何十人と並列に男性と会った中で「いいな」と思う人がいたら、それは本物かもしれません。ネットで知り合った夫婦は離婚が少ないとかいうのも納得です。現実社会で知り合うのはせいぜい会社か趣味の場。おつきあい候補をざーっと並べて「誰にしようかな」なんて普通はできませんものね。

 

婚活の場で会う人たちに驚くほど多いのは「僕、どう?」ってアピールしてくる人たちです。

 

先日は、会って5分で店にも入る前に「僕のことどうですか」と聞かれました。いくら思ったことを口に出すほうの和久井でも、会ったそばから「なさそうな気がします」とか言いにくいです。

 

「まだわかりません」とか言ってたら(まあ本心だけど)何度も聞いてくるので、「だったら自分がどう思ってるか先に言ったらどうですか? もしもいま返事をしなければいけないのなら、ナシです」と言いました。自分の気持ちを言わずに、人にだけ答えさせようとするのってズルイですよね。次にもし誰かに同じようなことを言われたら「そう聞かれた時点でないです」って答えようっと。

 

婚活って、「この人と結婚したらどうかな」って見極める場ですよね。そこで「僕、どう?」ってアピールされて、何を判断すればよいのでしょうか。「結婚したらずっと『僕、すごいでしょ?』って言われるのかな〜」って想像しちゃいます。

 

お母さんだったら、「僕、すごいでしょ」って言ったら褒めてくれるのでしょう。「テストで100点取ったよ」「いい大学に受かったよ」「いい会社に入ったよ」……喜んでくれるでしょう。でも結婚相手はお母さんじゃありません。
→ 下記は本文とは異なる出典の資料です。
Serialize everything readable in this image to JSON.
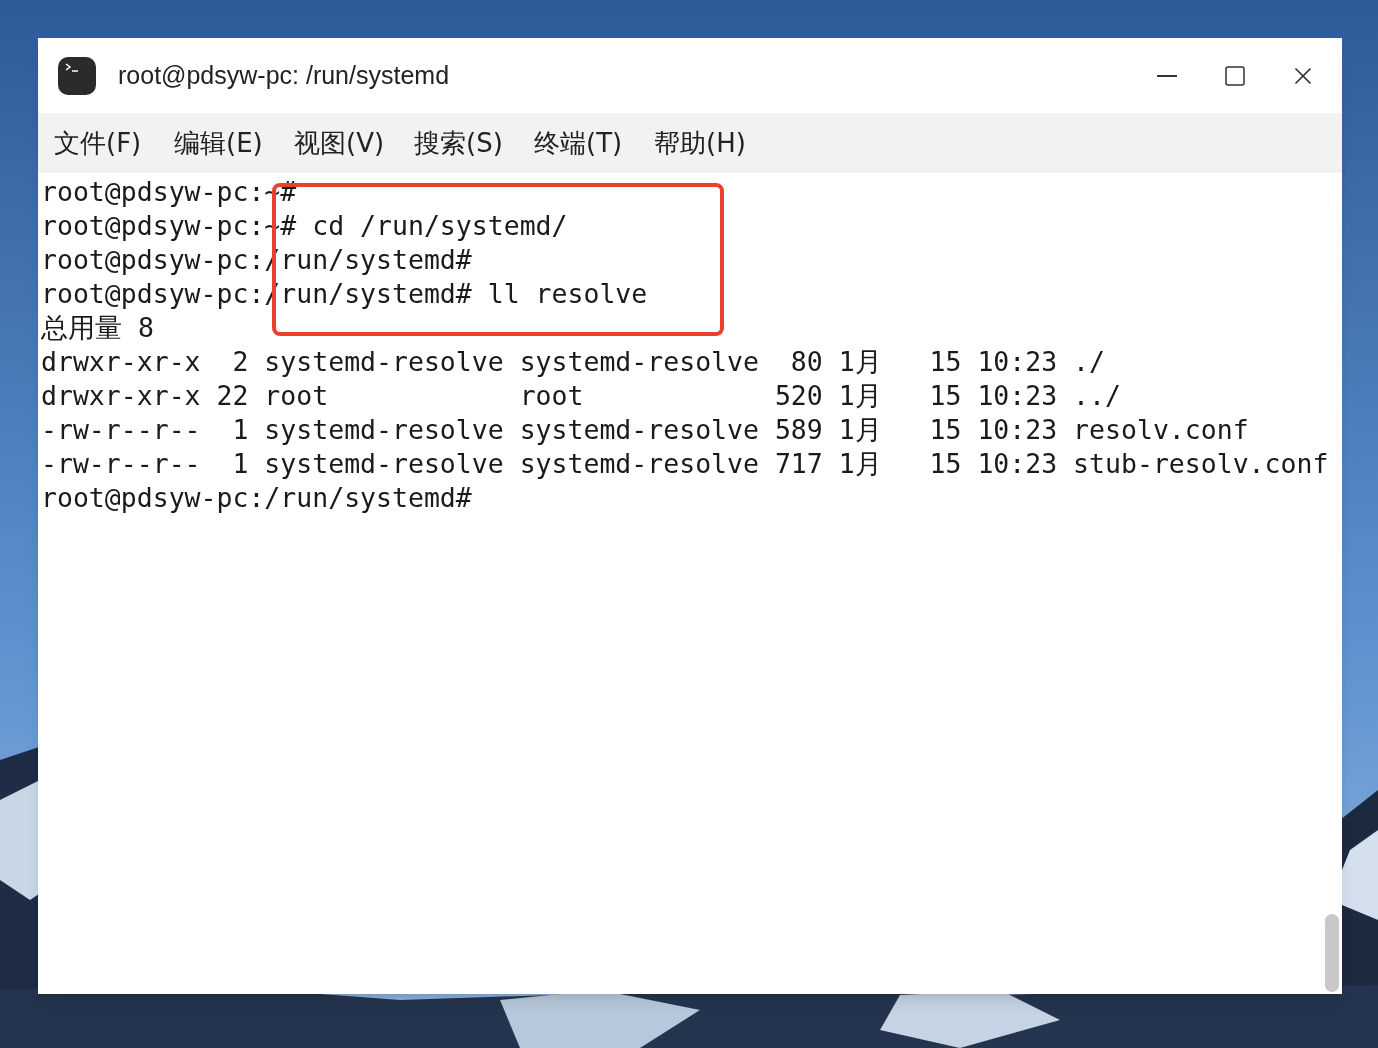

すごいでしょ自慢されても「それより、一緒に生活を築いていく気はあるの?」って聞きたくなりそう。結局、人付き合いが続くかどうかって、相手に対する思いやりに尽きるじゃないですか。自分アピールはすなわち自分勝手であることや思いやりの欠如を連想させます。

 

お寺が婚活を主催する「吉縁会」というサービスがあります。登録料無料、イベント参加費3000円程度で安価に婚活ができます。会員急増中、2年ほど前は5000名だった登録者数は現在12000名、開催地は全国に広がっています。この吉縁会は収益が目的ではないので、参加費はほぼ実費らしいです。たまにメルマガが届くんですが、そこに書かれてるお説教がめちゃくちゃ厳しいです。

 

「会員にマナーの悪いのがいる。相手の心を想像できないようでは結婚や異性との付き合いは難しい。事務局への問い合わせに気遣いや挨拶をしなかったり、自分でできることを努力もせずに気軽に問い合わせたりするのは甘えだ」というようなことをこんこんと訴えています。どうやら、とてもぶしつけなメールを送ってきたり、自分の思い通りじゃなかったと文句を言ったり、クレームじみた問い合わせをしたりする人がたくさんいるようです。たいへんそう……。その人と結婚したら、文句を言われたりクレーム言われる相手が自分になるってことですよね……。

 

婚活ってホント、人間力が試される場だと思います。たいていの人は、他人に厳しく自分に甘いので、和久井も気を客観的視点を失わずに、自己鍛錬に励みます。